二次創作小説(紙ほか)※倉庫ログ

Re: 鋼の錬金術師 —消えない嘘—  ( No.62 )
日時: 2010/05/22 19:09
名前: ちー ◆m6M0e7LQrQ (ID: uzSa1/Mq)

 この世の中、光だけで過ごしていけると思っていたら、大間違い。
見えない所で闇も動き、光を潰そうとしているのだから——……。

       第18話 「中央司令部では」

 エドワードが宿で眠っている頃、中央司令部では、まだ働いている人物がいた。
 エドワードの上司、ロイ・マスタングである。
部下のリザ・ホークアイに監視されながら、机の上の山積みの書類とにらめっこしている。

「ちゅ、中尉……。まさか、これが終わるまで帰らせないなどとは言わないだろうね?」

「はっきりと言わせてもらいます。帰らせません。大佐がもう少ししっかりとしてくれたら、私も帰れます。それに、大佐も帰れます」

「ハァ〜……。しかたがない……」

 ロイは山積みの書類を1枚とると、目を通しはじめた。そして、その目つきが鋭くなる。

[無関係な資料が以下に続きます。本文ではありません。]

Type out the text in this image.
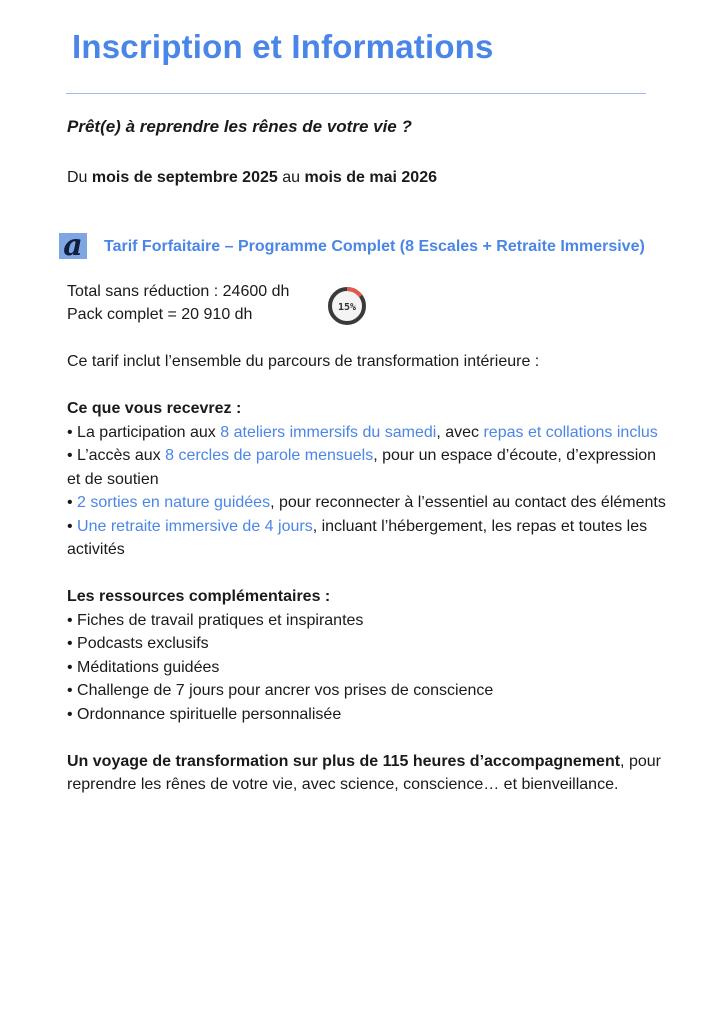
Inscription et Informations
Prêt(e) à reprendre les rênes de votre vie ?
Du mois de septembre 2025 au mois de mai 2026
a Tarif Forfaitaire – Programme Complet (8 Escales + Retraite Immersive)
Total sans réduction : 24600 dh
Pack complet = 20 910 dh	15%

Ce tarif inclut l’ensemble du parcours de transformation intérieure :

Ce que vous recevrez :

• La participation aux 8 ateliers immersifs du samedi, avec repas et collations inclus

• L’accès aux 8 cercles de parole mensuels, pour un espace d’écoute, d’expression et de soutien

• 2 sorties en nature guidées, pour reconnecter à l’essentiel au contact des éléments

• Une retraite immersive de 4 jours, incluant l’hébergement, les repas et toutes les activités

Les ressources complémentaires :

• Fiches de travail pratiques et inspirantes

• Podcasts exclusifs

• Méditations guidées

• Challenge de 7 jours pour ancrer vos prises de conscience

• Ordonnance spirituelle personnalisée

Un voyage de transformation sur plus de 115 heures d’accompagnement, pour reprendre les rênes de votre vie, avec science, conscience… et bienveillance.
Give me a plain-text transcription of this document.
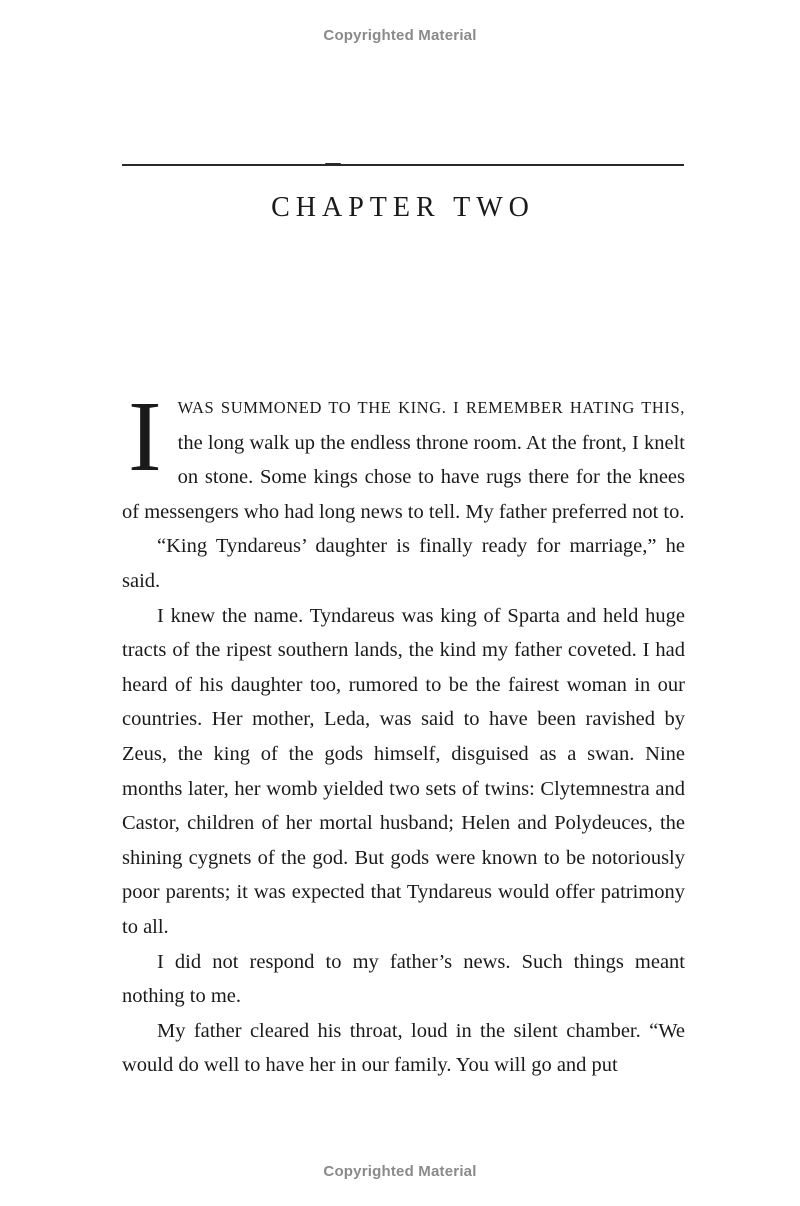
Copyrighted Material
CHAPTER TWO

IWAS SUMMONED TO THE KING. I REMEMBER HATING THIS, the long walk up the endless throne room. At the front, I knelt on stone. Some kings chose to have rugs there for the knees of messengers who had long news to tell. My father preferred not to.

“King Tyndareus’ daughter is finally ready for marriage,” he said.

I knew the name. Tyndareus was king of Sparta and held huge tracts of the ripest southern lands, the kind my father coveted. I had heard of his daughter too, rumored to be the fairest woman in our countries. Her mother, Leda, was said to have been ravished by Zeus, the king of the gods himself, disguised as a swan. Nine months later, her womb yielded two sets of twins: Clytemnestra and Castor, children of her mortal husband; Helen and Polydeuces, the shining cygnets of the god. But gods were known to be notoriously poor parents; it was expected that Tyndareus would offer patrimony to all.

I did not respond to my father’s news. Such things meant nothing to me.

My father cleared his throat, loud in the silent chamber. “We would do well to have her in our family. You will go and put

Copyrighted Material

「……中尉。あの、フォーデルの町での破壊事件。まだ続いているようだね……」

 最近、フォーデルという町では、何者かによる破壊が続いて、フォーデルの町が壊れて行っている。
 その破壊の黒幕は不明。目的も不明。いっさい不明なのだ。

 しかしその破壊事件で、フォーデルの町の人物が殺害されて行っているのは確かだ。
 無論、物も壊されている。

「フォーデルの町と言えば、あのアード一家の住まいがある所じゃ……?」

「あぁ。今は、あの真実の錬金術師の仕事でこちらにいるだけなんだがな」

 ホークアイが鋭い目でロイを見る。

「私が潜入捜査しましょうか?」

「……いや? 中尉はいい。……他に任せる」

「他……?」

 ホークアイがロイを見つめる。そしてため息をついた。どうやら、察視がついたらしい。

「さて、と……。明日、呼びだすとしよう」

 不敵に笑うロイの手元にある書類がホークアイによって別の場所に置かれ、まだまだある山積みの書類に失望したロイがいたというのは、言うまでもない。